Was ist eigentlich in Stuttgart los, mag sich manch einer gefragt haben, der das Hin und Her um Aussagen des von der Landesregierung bestellten Stuttgart21-Vermittlers Heiner Geißler (CDU) beobachtet hat. Zunächst hatte Geißler am Donnerstagabend einen Baustopp während der Verhandlungen angekündigt. Es dürften keine vollendeten Tatsachen geschaffen werden, während die Argumente ausgetauscht werden.

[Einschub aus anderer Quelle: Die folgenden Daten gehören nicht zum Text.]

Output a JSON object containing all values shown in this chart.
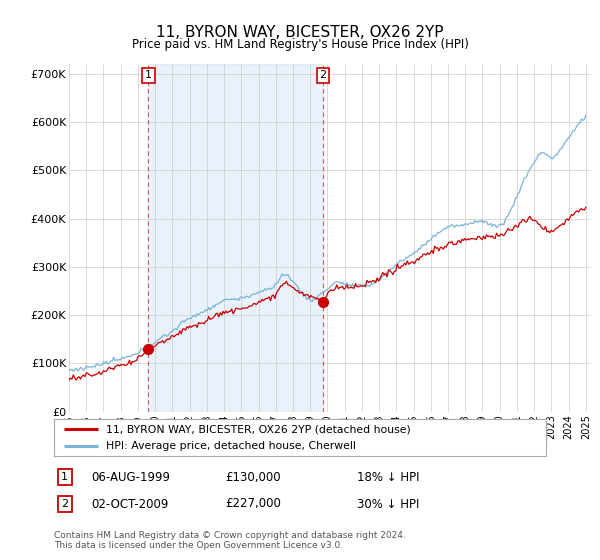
{
  "title": "11, BYRON WAY, BICESTER, OX26 2YP",
  "subtitle": "Price paid vs. HM Land Registry's House Price Index (HPI)",
  "ylabel_ticks": [
    "£0",
    "£100K",
    "£200K",
    "£300K",
    "£400K",
    "£500K",
    "£600K",
    "£700K"
  ],
  "ytick_values": [
    0,
    100000,
    200000,
    300000,
    400000,
    500000,
    600000,
    700000
  ],
  "ylim": [
    0,
    720000
  ],
  "hpi_color": "#7ab4d8",
  "hpi_fill_color": "#ddeeff",
  "price_color": "#cc0000",
  "marker_color": "#cc0000",
  "sale1_x": 1999.6,
  "sale1_price": 130000,
  "sale2_x": 2009.75,
  "sale2_price": 227000,
  "legend1_label": "11, BYRON WAY, BICESTER, OX26 2YP (detached house)",
  "legend2_label": "HPI: Average price, detached house, Cherwell",
  "note1_date": "06-AUG-1999",
  "note1_price": "£130,000",
  "note1_pct": "18% ↓ HPI",
  "note2_date": "02-OCT-2009",
  "note2_price": "£227,000",
  "note2_pct": "30% ↓ HPI",
  "footer": "Contains HM Land Registry data © Crown copyright and database right 2024.\nThis data is licensed under the Open Government Licence v3.0.",
  "bg_color": "#ffffff",
  "plot_bg_color": "#ffffff"
}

Die Maßnahme sei mit Baden-Württembergs Ministerpräsident Stefan Mappus (CDU) und Bahnchef Rüdiger Grube abgesprochen.

„Der Ministerpräsident war einverstanden mit einem Bau- und Vergabestopp. Er ist ja ein gescheiter Mensch“, sagte der frühere CDU-Generalsekretär, der heute Mitglied im globalisierungskritischen Netzwerk Attac ist . Doch just in dem Moment, als die ersten Presseberichte von einer überraschenden Wende im Streit um Stuttgart21 kündeten, wurde Geißler wieder ausgebremst.

„Wir kennen keinen Baustopp“, sagte Bahnchef Grube in einem von dpa am Donnerstagabend vorab verbreiteten Statement der Stuttgarter Nachrichten (Freitagsausgabe).  Er habe mit dem als Schlichter eingesetzten früheren CDU-Politiker Heiner Geißler bislang nur ein einziges Mal telefoniert. Dabei sei über Inhalte gar nicht gesprochen worden. „Es gibt keinen Baustopp“, sagte dann auch Baden-Württembergs Ministerpräsident Stefan Mappus (CDU) noch am Donnerstagabend der Nachrichtenagentur dpa in Stuttgart.

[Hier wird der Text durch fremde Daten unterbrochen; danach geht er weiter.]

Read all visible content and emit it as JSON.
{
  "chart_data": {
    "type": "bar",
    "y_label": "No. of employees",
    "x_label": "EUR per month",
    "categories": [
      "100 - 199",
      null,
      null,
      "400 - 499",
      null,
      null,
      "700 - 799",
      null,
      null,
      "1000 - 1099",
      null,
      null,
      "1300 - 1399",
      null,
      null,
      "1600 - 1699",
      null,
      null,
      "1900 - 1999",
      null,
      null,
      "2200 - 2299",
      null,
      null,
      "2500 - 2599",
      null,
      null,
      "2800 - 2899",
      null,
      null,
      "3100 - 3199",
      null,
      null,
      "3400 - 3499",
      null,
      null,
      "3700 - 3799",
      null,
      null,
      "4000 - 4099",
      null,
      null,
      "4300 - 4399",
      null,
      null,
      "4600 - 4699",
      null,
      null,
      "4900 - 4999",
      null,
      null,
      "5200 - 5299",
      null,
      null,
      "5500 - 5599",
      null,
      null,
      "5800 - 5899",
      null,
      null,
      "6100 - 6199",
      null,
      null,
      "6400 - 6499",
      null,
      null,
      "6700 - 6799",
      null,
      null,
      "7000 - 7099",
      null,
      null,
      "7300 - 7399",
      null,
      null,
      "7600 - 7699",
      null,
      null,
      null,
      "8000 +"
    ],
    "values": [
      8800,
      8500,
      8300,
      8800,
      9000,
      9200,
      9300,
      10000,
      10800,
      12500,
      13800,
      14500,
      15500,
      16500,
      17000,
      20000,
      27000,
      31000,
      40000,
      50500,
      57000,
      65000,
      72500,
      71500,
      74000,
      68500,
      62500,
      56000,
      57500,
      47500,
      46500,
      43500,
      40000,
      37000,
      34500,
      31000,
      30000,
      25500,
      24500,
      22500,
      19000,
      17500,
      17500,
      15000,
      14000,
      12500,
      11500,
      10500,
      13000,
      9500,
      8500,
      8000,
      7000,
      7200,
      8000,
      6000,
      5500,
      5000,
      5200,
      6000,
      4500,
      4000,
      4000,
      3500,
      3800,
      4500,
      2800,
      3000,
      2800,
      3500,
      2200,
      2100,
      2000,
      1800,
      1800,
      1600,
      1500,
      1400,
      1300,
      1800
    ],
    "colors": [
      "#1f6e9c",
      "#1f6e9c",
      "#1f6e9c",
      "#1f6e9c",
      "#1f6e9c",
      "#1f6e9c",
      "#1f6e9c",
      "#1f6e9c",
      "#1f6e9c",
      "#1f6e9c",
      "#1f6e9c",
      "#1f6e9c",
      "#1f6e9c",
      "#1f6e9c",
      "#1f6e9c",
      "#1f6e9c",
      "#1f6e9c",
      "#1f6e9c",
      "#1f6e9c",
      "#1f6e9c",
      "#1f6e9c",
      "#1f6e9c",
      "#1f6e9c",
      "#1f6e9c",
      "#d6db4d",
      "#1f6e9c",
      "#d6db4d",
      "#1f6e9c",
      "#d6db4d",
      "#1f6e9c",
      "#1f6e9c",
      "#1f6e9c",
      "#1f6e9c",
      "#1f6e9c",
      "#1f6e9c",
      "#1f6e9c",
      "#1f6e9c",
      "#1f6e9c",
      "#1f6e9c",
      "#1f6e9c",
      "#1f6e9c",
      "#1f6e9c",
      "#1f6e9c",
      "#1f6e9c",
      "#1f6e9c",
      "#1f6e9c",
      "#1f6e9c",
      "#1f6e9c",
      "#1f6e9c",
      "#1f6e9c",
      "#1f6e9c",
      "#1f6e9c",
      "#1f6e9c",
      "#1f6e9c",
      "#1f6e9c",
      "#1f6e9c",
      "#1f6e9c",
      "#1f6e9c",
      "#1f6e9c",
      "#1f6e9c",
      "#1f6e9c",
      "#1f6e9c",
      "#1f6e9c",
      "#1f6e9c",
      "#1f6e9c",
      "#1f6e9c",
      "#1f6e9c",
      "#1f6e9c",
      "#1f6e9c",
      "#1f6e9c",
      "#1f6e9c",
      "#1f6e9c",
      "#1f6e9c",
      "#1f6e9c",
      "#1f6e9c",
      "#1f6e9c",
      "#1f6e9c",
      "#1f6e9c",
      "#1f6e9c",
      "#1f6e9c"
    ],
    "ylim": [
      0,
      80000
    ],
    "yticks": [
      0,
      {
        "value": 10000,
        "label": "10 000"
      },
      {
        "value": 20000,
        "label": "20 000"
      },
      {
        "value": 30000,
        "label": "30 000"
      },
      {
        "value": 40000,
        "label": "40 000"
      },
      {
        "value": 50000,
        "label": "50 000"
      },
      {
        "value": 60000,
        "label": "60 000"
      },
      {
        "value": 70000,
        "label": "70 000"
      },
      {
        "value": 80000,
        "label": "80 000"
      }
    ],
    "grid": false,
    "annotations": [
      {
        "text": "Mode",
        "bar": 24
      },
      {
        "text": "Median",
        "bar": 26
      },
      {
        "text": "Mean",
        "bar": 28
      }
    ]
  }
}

„Es steht das Grundwassermanagement an, und das geht weiter. Es ist die Voraussetzung für alles andere“, sagte Mappus im SWR. Mappus wiederholte aber sein Angebot aus seiner Regierungserklärung vom Mittwoch: „Es gibt die ausgestreckte Hand: Der Südflügel wird bis auf Weiteres nicht abgerissen.“ Auch auf Baumrodungsmaßnahmen werde vorerst verzichtet.

Die Deutsche Bahn darf auf dem Stuttgart-21-Gelände aber ohnehin vorerst keine Bäume mehr fällen, weil dort seltene Tiere leben. Die DB Projektbau müsse erst einen Plan zum Schutz von Juchtenkäfern und Fledermäusen im Mittleren Schlossgarten vorlegen, verfügte das Eisenbahnbundesamt. Bei Zuwiderhandlung droht ein Zwangsgeld von 250.000 Euro, erfuhr die dpa.

Geißler beharrte am Donnerstagabend zunächst darauf, dass sich alle Seiten auf eine Unterbrechung der Arbeiten geeinigt hätten. „In dieser Frage bestand völlige Übereinkunft, dass für die Zeit der Schlichtungsgespräche völlige Friedenspflicht herrscht“, sagte Geißler im SWR-Fernsehen. Dies könne man als Baustopp bezeichnen. Von einem „generellen Baustopp“ habe er allerdings nie gesprochen, ruderte Geißler dann aber in den ARD-tagesthemen zurück.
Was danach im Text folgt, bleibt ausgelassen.